Jeremy Irons on “Being Julia”
What do you like about this role?
It’s not a very stretching role; I haven’t played that sort of man on screen before, I’ve worked in other areas of human nature. It’s nice to it was a joy to watch Annette create her performance. It was a challenge for her, 1930’s stage star, I think her accent is faultless and the strength of the range of emotion is tremendous, it is a truly glittering performance. She has a great energy and brightness.
What kind of direction did you receive?
He pretty much just followed my lead. The great thing about Istvan (Szabo) directing this is that it’s completely outside his cultural knowledge, this time. I think it’s wonderful to have a director come into something fresh. I think of Nabakov coming to America and starting to write in English and suddenly loving this language that he was loving, Tom Stoppard was a Jewish Czech and he starts working this language in a way that I think if you were born into it I don’t think you’d see it so clearly. In England we tend to communicate beneath language. It ‘s not what we are saying that is necessarily what we are saying. There’s a scene where my character comes into his wife’s dressing room and she is obviously in emotional turmoil and he as her husband recognizes this and says to her I think you ought to go away and sort yourself out and when you are sorted out, you
can come back and start work on something else. He says it in a tough way but a kind way, not rubbing in her face that she has been screwed by a young boy who was a bit of a social climber and she has made a fool of herself and should go away. He doesn’t say that, he may feel that but he doesn’t because he loves her and cares for her and because he is English of that particular class and time.

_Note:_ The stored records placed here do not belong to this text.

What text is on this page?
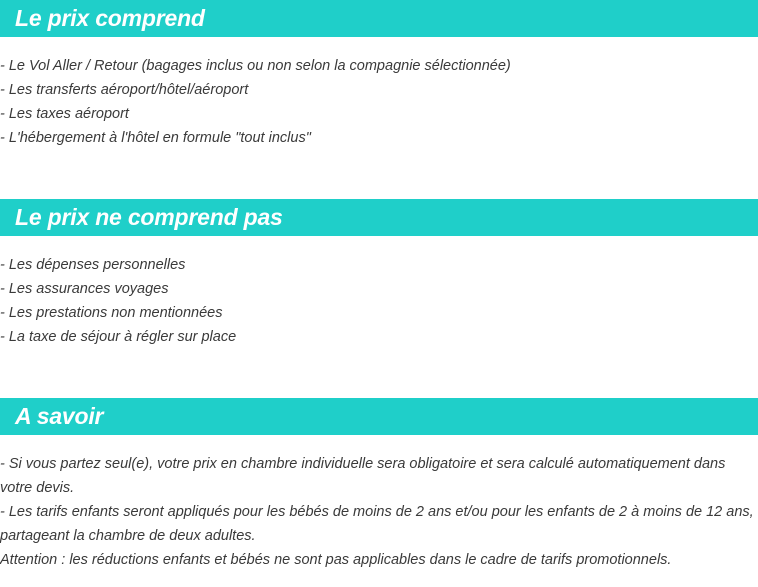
Le prix comprend
- Le Vol Aller / Retour (bagages inclus ou non selon la compagnie sélectionnée)
- Les transferts aéroport/hôtel/aéroport
- Les taxes aéroport
- L'hébergement à l'hôtel en formule "tout inclus"
Le prix ne comprend pas
- Les dépenses personnelles
- Les assurances voyages
- Les prestations non mentionnées
- La taxe de séjour à régler sur place
A savoir
- Si vous partez seul(e), votre prix en chambre individuelle sera obligatoire et sera calculé automatiquement dans votre devis.
- Les tarifs enfants seront appliqués pour les bébés de moins de 2 ans et/ou pour les enfants de 2 à moins de 12 ans, partageant la chambre de deux adultes.
Attention : les réductions enfants et bébés ne sont pas applicables dans le cadre de tarifs promotionnels.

Do you think things have changed from the stiffness of 1930’s Britain?
I think we’ve lost our manners to a certain extent. A class-less society is a myth. If we live in a big society we need to make little invisible clubs to say we are this type of person, we wear a tie, we wear a shirt that is ironed, that we tuck in and we speak in a certain way. Those classes are still there in England. I believe that because of a vastly increased and far more intrusive media, both print and visual, we have lost our respect for our leaders in England and lost our respect for almost everybody. I think we are a society in great trouble and I don’t think we have faced up to it yet. The rise in teenage mental health problems since 1956 is 70 % rise, so you can see that the kids are finding it much harder to get from being a child to being an adult. Suicide, depression, behavioral problems and anorexia are all more prevalent; along with a large number of single parent families. If you look back at history, no healthy society has ever been grown and burgeoned with single parent families. When families begin to break down, society begins to break down and I think we are beginning to see is the beginning of a break down in our society. You know if you hold a frog over a pan of boiling water, it will do anything in it’s physical power not to be dropped into that water, but if you put a frog in a pan of cold water and apply the heat, the frog will stay till it boils to death and I think what we are doing is slowly boiling to death. If we could be held above our society and see it, we would do anything we could not to boil into it.
When was the last time you were competitive for a role?
I think “The Real Thing” was the last thing that I called my agent with and said if you want to keep your job, get me that part. It was a Tom Stoppard play with Glenn Close on Broadway. I think everything else, I’ve just been asked to do, some things I’ve fought not to do.